De mémoire de journaliste, je n’ai jamais vu Claude Robinson aussi enjoué que lundi matin, lors d’une conférence de presse atypique au cours de laquelle il a pris le crachoir presque sans interruption pendant 45 minutes.

Claude Robinson a trouvé, grâce à l’arrêt unanime de la Cour suprême en sa faveur, «une sérénité et une quiétude» comme il n’en avait pas connu depuis près de 20 ans. Même si sa santé reste hypothéquée par ce trop long litige, il s’agit d’un gain inespéré.

Cet homme traîné dans la boue et traité de fou par ses adversaires a retrouvé la joie de vivre. C’est le plus beau pied de nez qu’il pouvait faire au principal architecte de ses malheurs, le producteur Ronald Weinberg, qu’il a dépeint comme «un bandit» d’une mauvaise foi inégalée.

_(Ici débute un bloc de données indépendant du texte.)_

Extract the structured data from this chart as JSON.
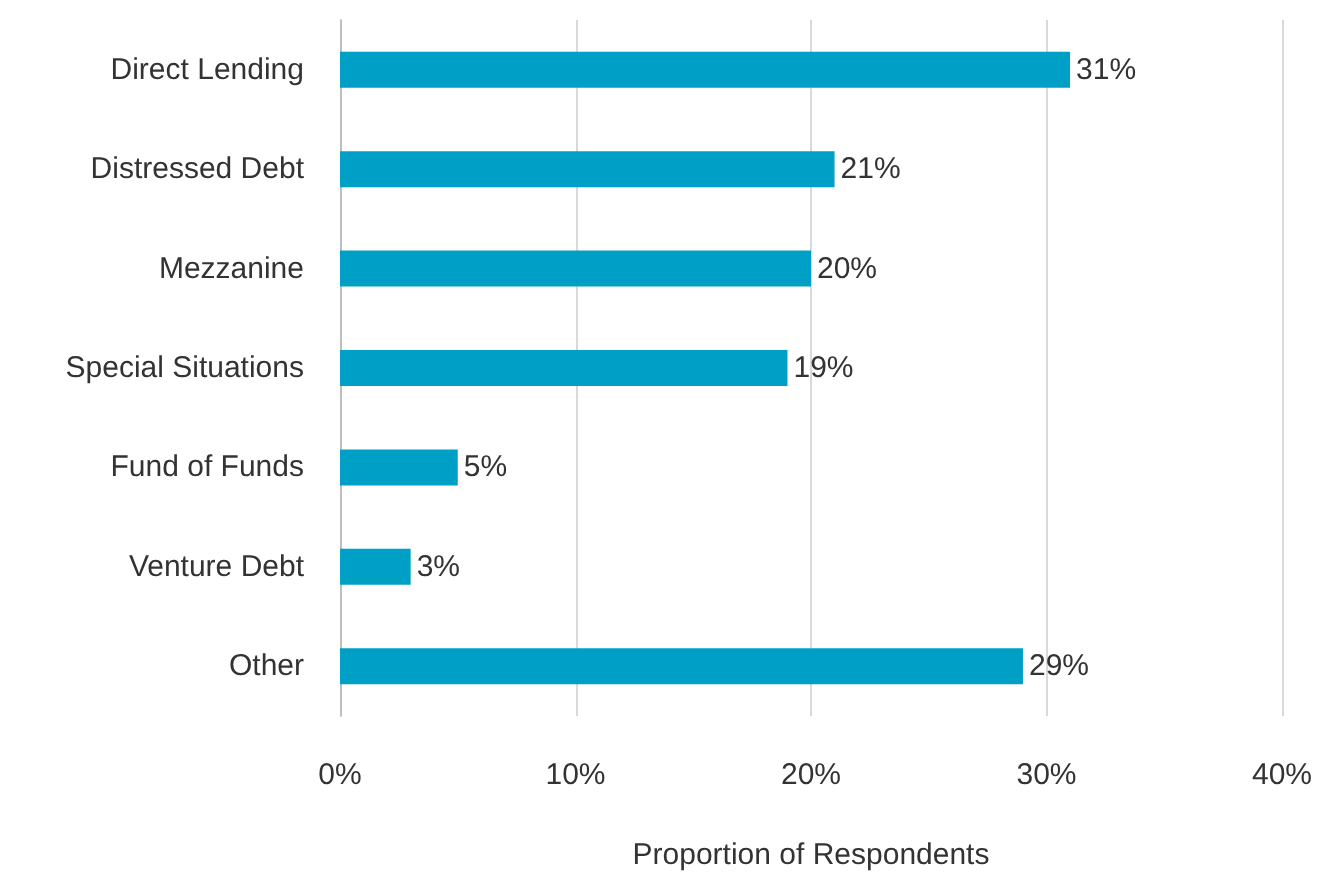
{
  "chart_data": {
    "type": "bar",
    "orientation": "horizontal",
    "xlabel": "Proportion of Respondents",
    "categories": [
      "Direct Lending",
      "Distressed Debt",
      "Mezzanine",
      "Special Situations",
      "Fund of Funds",
      "Venture Debt",
      "Other"
    ],
    "values": [
      31,
      21,
      20,
      19,
      5,
      3,
      29
    ],
    "value_labels": [
      "31%",
      "21%",
      "20%",
      "19%",
      "5%",
      "3%",
      "29%"
    ],
    "color": "#00a0c6",
    "xlim": [
      0,
      40
    ],
    "xticks": [
      {
        "value": 0,
        "label": "0%"
      },
      {
        "value": 10,
        "label": "10%"
      },
      {
        "value": 20,
        "label": "20%"
      },
      {
        "value": 30,
        "label": "30%"
      },
      {
        "value": 40,
        "label": "40%"
      }
    ],
    "grid": "x"
  }
}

Claude Robinson a affronté des multinationales : Cinar, Ravensburger et France-Animation. Il s’est frotté à deux producteurs qui étaient les enfants chéris du Canada inc., Ronald Weinberg et feu Micheline Charest. Un couple qui cultivait ses amitiés et ses contacts dans les plus hauts rangs du Parti libéral du Canada. En 1996, lorsque Claude Robinson a crié au plagiat, leur parole valait bien plus que la sienne.

Pour seule arme, Claude Robinson avait la vérité. Le «petit bonhomme» à l’écran dans les aventures de Robinson Sucroé, c’était lui ! Le concept, les personnages principaux et secondaires, encore lui !

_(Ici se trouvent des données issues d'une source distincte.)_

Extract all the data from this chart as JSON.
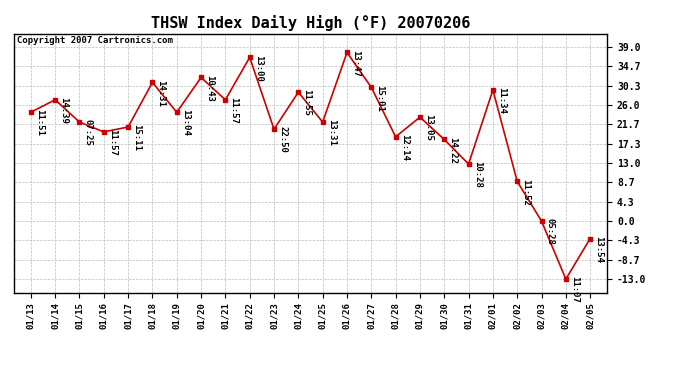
{
  "title": "THSW Index Daily High (°F) 20070206",
  "copyright": "Copyright 2007 Cartronics.com",
  "x_labels": [
    "01/13",
    "01/14",
    "01/15",
    "01/16",
    "01/17",
    "01/18",
    "01/19",
    "01/20",
    "01/21",
    "01/22",
    "01/23",
    "01/24",
    "01/25",
    "01/26",
    "01/27",
    "01/28",
    "01/29",
    "01/30",
    "01/31",
    "02/01",
    "02/02",
    "02/03",
    "02/04",
    "02/05"
  ],
  "y_values": [
    24.4,
    27.2,
    22.2,
    20.0,
    21.1,
    31.1,
    24.4,
    32.2,
    27.2,
    36.7,
    20.6,
    28.9,
    22.2,
    37.8,
    30.0,
    18.9,
    23.3,
    18.3,
    12.8,
    29.4,
    8.9,
    0.0,
    -13.0,
    -3.9
  ],
  "time_labels": [
    "11:51",
    "14:39",
    "07:25",
    "11:57",
    "15:11",
    "14:31",
    "13:04",
    "10:43",
    "11:57",
    "13:00",
    "22:50",
    "11:55",
    "13:31",
    "13:47",
    "15:01",
    "12:14",
    "13:05",
    "14:22",
    "10:28",
    "11:34",
    "11:52",
    "05:28",
    "11:07",
    "13:54"
  ],
  "y_ticks": [
    -13.0,
    -8.7,
    -4.3,
    0.0,
    4.3,
    8.7,
    13.0,
    17.3,
    21.7,
    26.0,
    30.3,
    34.7,
    39.0
  ],
  "ylim": [
    -16.0,
    42.0
  ],
  "line_color": "#cc0000",
  "marker_color": "#cc0000",
  "background_color": "#ffffff",
  "plot_bg_color": "#ffffff",
  "grid_color": "#bbbbbb",
  "title_fontsize": 11,
  "copyright_fontsize": 6.5,
  "label_fontsize": 6.5
}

Trois tribunaux ont conclu sans l’ombre d’un doute qu’il avait été victime de plagiat. La Cour suprême lui a accordé 4,4 millions de dollars, une somme qui grimpe à huit millions avec les intérêts et les frais d’avocats. Et surtout, le plus haut tribunal du pays a raffermi la protection dont bénéficieront désormais tous les créateurs, lorsqu’ils présenteront des projets en développement à des producteurs.

Les affairistes ne pourront plus s’approprier aussi facilement des idées et des concepts imaginés par les créateurs. C’est déjà beaucoup.

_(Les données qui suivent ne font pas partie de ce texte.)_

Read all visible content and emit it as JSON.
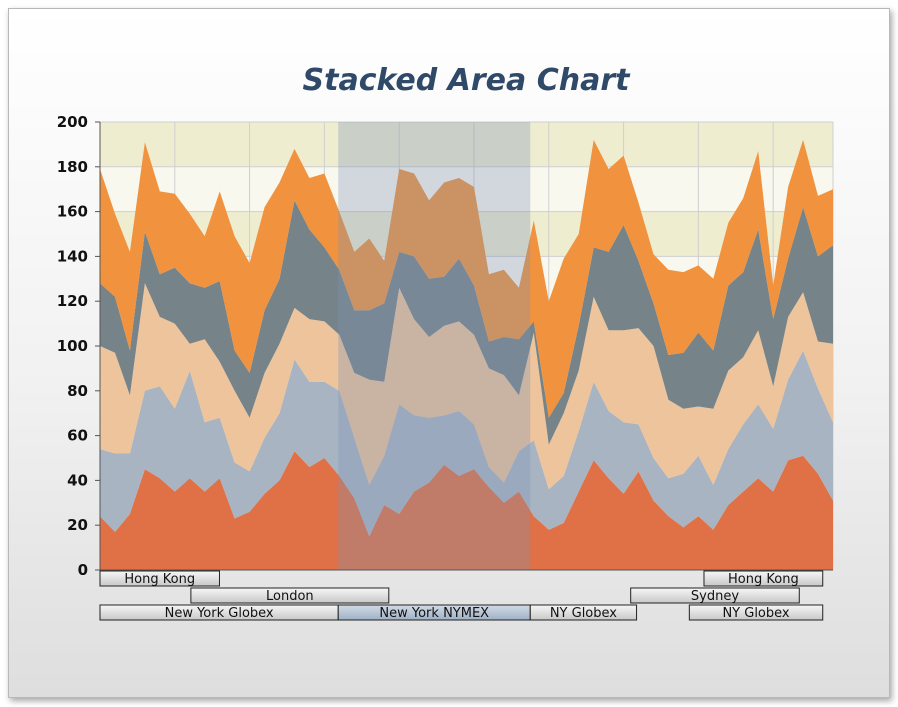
{
  "chart_data": {
    "type": "area",
    "stacked": true,
    "title": "Stacked Area Chart",
    "ylim": [
      0,
      200
    ],
    "y_ticks": [
      "0",
      "20",
      "40",
      "60",
      "80",
      "100",
      "120",
      "140",
      "160",
      "180",
      "200"
    ],
    "x_points": 50,
    "grid": true,
    "series": [
      {
        "color": "#e07046",
        "values": [
          24,
          17,
          25,
          45,
          41,
          35,
          41,
          35,
          41,
          23,
          26,
          34,
          40,
          53,
          46,
          50,
          42,
          32,
          15,
          29,
          25,
          35,
          39,
          47,
          42,
          45,
          37,
          30,
          35,
          24,
          18,
          21,
          35,
          49,
          41,
          34,
          44,
          31,
          24,
          19,
          24,
          18,
          29,
          35,
          41,
          35,
          49,
          51,
          43,
          31
        ]
      },
      {
        "color": "#a8b4c2",
        "values": [
          30,
          35,
          27,
          35,
          41,
          37,
          48,
          31,
          27,
          25,
          18,
          25,
          30,
          41,
          38,
          34,
          38,
          27,
          23,
          22,
          49,
          34,
          29,
          22,
          29,
          20,
          9,
          9,
          18,
          34,
          18,
          21,
          27,
          35,
          30,
          32,
          21,
          19,
          17,
          24,
          27,
          20,
          25,
          30,
          33,
          28,
          36,
          47,
          38,
          35
        ]
      },
      {
        "color": "#eec49c",
        "values": [
          46,
          45,
          26,
          48,
          31,
          38,
          12,
          37,
          25,
          32,
          24,
          29,
          31,
          23,
          28,
          27,
          25,
          29,
          47,
          33,
          52,
          43,
          36,
          40,
          40,
          40,
          44,
          48,
          25,
          48,
          20,
          28,
          27,
          38,
          36,
          41,
          43,
          50,
          35,
          29,
          22,
          34,
          35,
          30,
          33,
          19,
          28,
          26,
          21,
          35
        ]
      },
      {
        "color": "#76848a",
        "values": [
          28,
          25,
          20,
          23,
          19,
          25,
          27,
          23,
          36,
          18,
          20,
          28,
          29,
          48,
          40,
          33,
          29,
          28,
          31,
          35,
          16,
          28,
          26,
          22,
          28,
          22,
          12,
          17,
          25,
          5,
          12,
          9,
          20,
          22,
          35,
          47,
          30,
          19,
          20,
          25,
          33,
          26,
          38,
          38,
          45,
          30,
          26,
          38,
          38,
          44
        ]
      },
      {
        "color": "#f0923e",
        "values": [
          51,
          37,
          44,
          40,
          37,
          33,
          31,
          23,
          40,
          51,
          49,
          46,
          43,
          23,
          23,
          33,
          26,
          26,
          32,
          19,
          37,
          37,
          35,
          42,
          36,
          44,
          30,
          30,
          23,
          45,
          52,
          60,
          41,
          48,
          37,
          31,
          26,
          22,
          38,
          36,
          30,
          32,
          28,
          33,
          35,
          15,
          32,
          30,
          27,
          25
        ]
      }
    ],
    "band_rows": [
      [
        {
          "label": "Hong Kong"
        },
        {
          "label": "Hong Kong"
        }
      ],
      [
        {
          "label": "London"
        },
        {
          "label": "Sydney"
        }
      ],
      [
        {
          "label": "New York Globex"
        },
        {
          "label": "New York NYMEX"
        },
        {
          "label": "NY Globex"
        },
        {
          "label": "NY Globex"
        }
      ]
    ]
  }
}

Claude Robinson, débordant d’optimisme, voit dans sa réussite la preuve que le système judiciaire est accessible. Il dit tout haut ce qu’il ne pense pas tout bas, car il ne veut pas décourager des citoyens qui se sentent lésés de faire valoir leur point devant les tribunaux.

Mais quand on regarde froidement l’affaire Robinson, on y trouve toutes les tares du système judiciaire.

Des individus ou des entreprises malintentionnés, aux poches profondes, peuvent épuiser un requérant avec la complicité tacite de leurs avocats.

Si Claude Robinson n’avait pas bénéficié d’une entente spéciale avec son cabinet et de la générosité du public, il aurait dû rendre les armes avant la fin du XXe siècle. Ses frais d’avocats, toujours impayés, grimpent à quelque trois millions. Il faut un mélange de folie, d’entêtement et de droiture pour entreprendre un combat comme le sien. Qui en aurait le courage ?

Le monde judiciaire doit tirer des leçons de l’affaire Robinson. Les ministres de la Justice, le Barreau, les juges en chef doivent en faire plus pour protéger les simples citoyens qui n’ont pas les moyens de se défendre à armes égales contre les puissants de ce monde. Les acteurs du système judiciaire ne doivent plus tolérer que l’argent, les arguties et les délais se mettent en travers de la justice.